April 20, 2004
"This is another significant step forward in our effort to commercialize our North Slope gas," Murkowski said. "TransCanada holds federal authorizations including the right-of-way lease to construct the line through Alaska, as well as the right to build the line through Canada. TransCanada is clearly one key part of the equation for the project. We look forward to taking action on its state right-of-way application, as well as entering into negotiations with TransCanada under the Stranded Gas Act."
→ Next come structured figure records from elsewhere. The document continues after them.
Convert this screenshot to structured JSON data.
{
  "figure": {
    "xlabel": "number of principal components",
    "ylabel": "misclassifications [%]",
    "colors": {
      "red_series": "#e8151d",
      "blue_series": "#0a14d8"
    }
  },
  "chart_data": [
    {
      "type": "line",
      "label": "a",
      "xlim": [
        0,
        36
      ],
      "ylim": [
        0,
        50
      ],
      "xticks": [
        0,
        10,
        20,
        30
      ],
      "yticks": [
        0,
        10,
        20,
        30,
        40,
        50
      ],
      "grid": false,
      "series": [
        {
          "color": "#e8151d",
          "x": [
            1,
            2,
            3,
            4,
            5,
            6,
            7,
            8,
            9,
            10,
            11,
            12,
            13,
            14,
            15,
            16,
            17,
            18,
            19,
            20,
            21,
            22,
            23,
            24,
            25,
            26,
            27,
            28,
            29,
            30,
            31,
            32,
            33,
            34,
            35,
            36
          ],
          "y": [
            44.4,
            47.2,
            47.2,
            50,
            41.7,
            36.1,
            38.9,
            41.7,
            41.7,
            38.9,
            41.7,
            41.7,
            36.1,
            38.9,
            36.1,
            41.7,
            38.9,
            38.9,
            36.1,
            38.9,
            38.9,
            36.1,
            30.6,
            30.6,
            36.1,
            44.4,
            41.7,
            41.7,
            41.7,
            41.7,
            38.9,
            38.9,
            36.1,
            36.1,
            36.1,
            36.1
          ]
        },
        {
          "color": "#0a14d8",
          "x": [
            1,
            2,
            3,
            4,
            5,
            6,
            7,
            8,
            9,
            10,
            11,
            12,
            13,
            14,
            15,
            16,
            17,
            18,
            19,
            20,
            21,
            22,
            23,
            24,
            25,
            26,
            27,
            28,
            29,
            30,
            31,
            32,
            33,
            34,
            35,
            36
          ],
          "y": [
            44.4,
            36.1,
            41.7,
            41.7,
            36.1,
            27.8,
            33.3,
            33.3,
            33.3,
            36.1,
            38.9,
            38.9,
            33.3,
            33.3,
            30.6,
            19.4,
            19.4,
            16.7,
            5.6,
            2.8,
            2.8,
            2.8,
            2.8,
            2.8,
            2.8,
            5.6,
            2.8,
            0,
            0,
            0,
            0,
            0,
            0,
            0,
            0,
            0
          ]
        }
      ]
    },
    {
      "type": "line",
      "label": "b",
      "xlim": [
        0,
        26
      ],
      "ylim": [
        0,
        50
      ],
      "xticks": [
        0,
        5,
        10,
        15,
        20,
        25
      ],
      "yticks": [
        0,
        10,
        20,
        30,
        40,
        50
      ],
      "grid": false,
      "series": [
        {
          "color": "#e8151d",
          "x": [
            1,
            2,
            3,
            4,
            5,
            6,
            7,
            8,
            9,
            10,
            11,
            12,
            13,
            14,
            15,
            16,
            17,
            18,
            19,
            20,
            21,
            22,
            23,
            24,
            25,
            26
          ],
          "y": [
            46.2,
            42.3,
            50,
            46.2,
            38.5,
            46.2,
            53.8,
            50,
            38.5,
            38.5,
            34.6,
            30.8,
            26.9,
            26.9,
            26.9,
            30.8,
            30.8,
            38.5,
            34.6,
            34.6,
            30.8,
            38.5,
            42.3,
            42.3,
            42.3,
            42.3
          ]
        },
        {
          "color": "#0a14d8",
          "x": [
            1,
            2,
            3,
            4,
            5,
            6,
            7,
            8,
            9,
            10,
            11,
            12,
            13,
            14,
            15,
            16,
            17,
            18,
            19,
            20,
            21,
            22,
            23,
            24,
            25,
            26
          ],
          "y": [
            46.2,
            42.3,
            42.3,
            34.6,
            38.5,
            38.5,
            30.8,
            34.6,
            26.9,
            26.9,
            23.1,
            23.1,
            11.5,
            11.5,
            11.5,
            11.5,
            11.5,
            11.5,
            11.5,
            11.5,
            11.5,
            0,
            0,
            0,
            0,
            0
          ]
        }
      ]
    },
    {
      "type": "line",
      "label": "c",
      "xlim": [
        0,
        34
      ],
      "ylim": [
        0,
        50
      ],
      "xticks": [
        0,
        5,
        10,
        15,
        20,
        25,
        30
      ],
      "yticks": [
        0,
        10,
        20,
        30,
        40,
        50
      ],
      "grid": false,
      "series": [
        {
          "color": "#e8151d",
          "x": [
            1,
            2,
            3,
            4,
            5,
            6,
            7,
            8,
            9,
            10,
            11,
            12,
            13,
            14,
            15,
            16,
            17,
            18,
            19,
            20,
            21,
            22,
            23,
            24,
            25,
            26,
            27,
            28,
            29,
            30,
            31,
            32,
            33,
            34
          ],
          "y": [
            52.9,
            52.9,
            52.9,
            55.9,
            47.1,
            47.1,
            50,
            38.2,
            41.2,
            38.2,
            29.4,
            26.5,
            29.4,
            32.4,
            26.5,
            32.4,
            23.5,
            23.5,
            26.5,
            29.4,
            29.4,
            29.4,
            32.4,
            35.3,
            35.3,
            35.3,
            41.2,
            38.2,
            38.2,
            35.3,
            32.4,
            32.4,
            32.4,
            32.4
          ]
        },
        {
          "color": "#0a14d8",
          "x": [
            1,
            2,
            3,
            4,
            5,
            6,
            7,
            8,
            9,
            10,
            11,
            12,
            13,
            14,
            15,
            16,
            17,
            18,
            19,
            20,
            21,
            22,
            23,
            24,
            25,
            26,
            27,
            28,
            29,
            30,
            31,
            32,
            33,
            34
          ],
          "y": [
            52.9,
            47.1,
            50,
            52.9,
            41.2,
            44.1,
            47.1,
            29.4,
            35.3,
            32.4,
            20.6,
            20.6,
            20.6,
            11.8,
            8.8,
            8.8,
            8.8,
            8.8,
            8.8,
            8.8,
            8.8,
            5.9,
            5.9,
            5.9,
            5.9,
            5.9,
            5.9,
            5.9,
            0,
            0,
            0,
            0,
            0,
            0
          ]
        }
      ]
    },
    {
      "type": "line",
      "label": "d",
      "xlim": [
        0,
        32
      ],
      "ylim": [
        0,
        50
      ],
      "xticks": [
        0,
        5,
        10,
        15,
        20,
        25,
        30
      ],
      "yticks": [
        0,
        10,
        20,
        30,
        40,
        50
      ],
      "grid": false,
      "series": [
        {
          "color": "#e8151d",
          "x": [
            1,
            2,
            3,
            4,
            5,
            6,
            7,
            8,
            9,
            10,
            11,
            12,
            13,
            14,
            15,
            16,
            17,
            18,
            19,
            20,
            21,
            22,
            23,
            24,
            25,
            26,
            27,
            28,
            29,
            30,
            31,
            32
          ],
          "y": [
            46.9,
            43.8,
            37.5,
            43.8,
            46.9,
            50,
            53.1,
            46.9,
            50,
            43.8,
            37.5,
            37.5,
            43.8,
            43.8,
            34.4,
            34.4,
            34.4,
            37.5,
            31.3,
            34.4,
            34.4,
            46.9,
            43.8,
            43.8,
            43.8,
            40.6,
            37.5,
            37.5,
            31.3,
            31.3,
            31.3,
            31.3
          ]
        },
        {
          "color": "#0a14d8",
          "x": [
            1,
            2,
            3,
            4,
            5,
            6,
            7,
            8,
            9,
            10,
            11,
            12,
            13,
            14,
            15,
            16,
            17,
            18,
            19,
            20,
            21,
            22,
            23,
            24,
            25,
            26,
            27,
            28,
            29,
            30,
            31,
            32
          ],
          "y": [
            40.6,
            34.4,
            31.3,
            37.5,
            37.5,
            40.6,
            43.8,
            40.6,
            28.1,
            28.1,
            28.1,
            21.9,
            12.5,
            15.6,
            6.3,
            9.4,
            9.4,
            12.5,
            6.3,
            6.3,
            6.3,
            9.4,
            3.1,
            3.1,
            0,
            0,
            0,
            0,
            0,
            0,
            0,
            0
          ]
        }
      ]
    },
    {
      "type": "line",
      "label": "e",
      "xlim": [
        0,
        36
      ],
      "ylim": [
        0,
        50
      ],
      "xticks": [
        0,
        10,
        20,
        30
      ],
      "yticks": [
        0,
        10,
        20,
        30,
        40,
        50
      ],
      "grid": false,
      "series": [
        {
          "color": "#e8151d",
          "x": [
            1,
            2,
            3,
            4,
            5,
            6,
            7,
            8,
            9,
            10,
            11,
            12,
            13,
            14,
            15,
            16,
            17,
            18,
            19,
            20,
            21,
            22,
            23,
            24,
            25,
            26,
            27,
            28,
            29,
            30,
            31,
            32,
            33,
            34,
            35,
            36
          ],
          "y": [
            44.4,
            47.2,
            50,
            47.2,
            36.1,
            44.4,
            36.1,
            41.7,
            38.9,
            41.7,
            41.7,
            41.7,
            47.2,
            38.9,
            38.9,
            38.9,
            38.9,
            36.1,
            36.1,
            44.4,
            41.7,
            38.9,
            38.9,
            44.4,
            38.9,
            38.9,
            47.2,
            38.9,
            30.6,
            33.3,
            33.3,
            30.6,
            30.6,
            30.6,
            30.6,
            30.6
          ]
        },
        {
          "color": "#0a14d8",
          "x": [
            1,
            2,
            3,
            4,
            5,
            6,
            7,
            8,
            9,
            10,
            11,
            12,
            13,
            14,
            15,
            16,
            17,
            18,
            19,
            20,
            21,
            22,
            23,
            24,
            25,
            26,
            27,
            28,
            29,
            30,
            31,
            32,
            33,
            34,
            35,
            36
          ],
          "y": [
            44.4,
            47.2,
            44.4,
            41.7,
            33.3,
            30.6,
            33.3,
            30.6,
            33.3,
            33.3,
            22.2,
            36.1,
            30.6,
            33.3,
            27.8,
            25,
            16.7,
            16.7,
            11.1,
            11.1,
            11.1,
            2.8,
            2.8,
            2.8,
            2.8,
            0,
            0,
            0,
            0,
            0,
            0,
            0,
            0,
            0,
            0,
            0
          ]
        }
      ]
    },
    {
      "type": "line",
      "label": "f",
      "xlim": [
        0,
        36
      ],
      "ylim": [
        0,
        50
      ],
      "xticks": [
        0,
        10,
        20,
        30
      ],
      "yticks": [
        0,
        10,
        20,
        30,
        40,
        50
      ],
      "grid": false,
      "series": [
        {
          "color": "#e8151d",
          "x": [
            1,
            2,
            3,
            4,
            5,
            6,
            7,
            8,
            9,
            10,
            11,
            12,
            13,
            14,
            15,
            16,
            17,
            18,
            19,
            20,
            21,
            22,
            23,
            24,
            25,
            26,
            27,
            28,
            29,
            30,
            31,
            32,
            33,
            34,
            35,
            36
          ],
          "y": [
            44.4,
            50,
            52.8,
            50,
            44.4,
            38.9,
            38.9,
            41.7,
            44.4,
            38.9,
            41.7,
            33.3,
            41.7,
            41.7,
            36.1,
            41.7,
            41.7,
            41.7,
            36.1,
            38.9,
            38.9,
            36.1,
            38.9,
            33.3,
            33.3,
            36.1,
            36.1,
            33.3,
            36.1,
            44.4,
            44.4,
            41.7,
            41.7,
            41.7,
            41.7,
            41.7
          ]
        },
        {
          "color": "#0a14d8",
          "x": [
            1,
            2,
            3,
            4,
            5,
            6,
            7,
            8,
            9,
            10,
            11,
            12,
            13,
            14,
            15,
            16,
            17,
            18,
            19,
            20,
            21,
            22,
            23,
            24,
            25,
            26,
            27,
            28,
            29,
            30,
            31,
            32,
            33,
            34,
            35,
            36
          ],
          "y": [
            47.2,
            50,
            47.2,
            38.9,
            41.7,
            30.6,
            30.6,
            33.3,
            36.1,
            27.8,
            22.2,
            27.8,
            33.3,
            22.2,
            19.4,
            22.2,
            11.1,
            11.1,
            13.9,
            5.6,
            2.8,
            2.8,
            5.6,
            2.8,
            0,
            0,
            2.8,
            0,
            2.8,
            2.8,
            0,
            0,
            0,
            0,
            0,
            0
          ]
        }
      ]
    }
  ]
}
Once a right-of-way lease has been issued by the state, and commercial arrangements for the project are adequate to support its financing, TransCanada has indicated it would be prepared to convey the right-of-way lease to the entity that would become the commercial developer of the project in Alaska. That entity would need to enter into an exclusive interconnection agreement with TransCanada to connect to its pipeline system at the Alaska/Yukon border.
TransCanada has indicated its willingness to assume leadership of the Alaska segment of the project as an independent pipeline sponsor. In the MOU, the state and TransCanada recognize the critical importance of the state's timely resolution with the North Slope producers of upstream issues related to the project.
TransCanada also has agreed in the MOU to reimburse the State of Alaska the costs associated with processing the right-of-way agreement, as well as to reimburse up to $1.5 million in processing costs associated with the Stranded Gas Act application. TransCanada has also indicated a willingness to accept Alaska partners in the development of the natural gas pipeline project.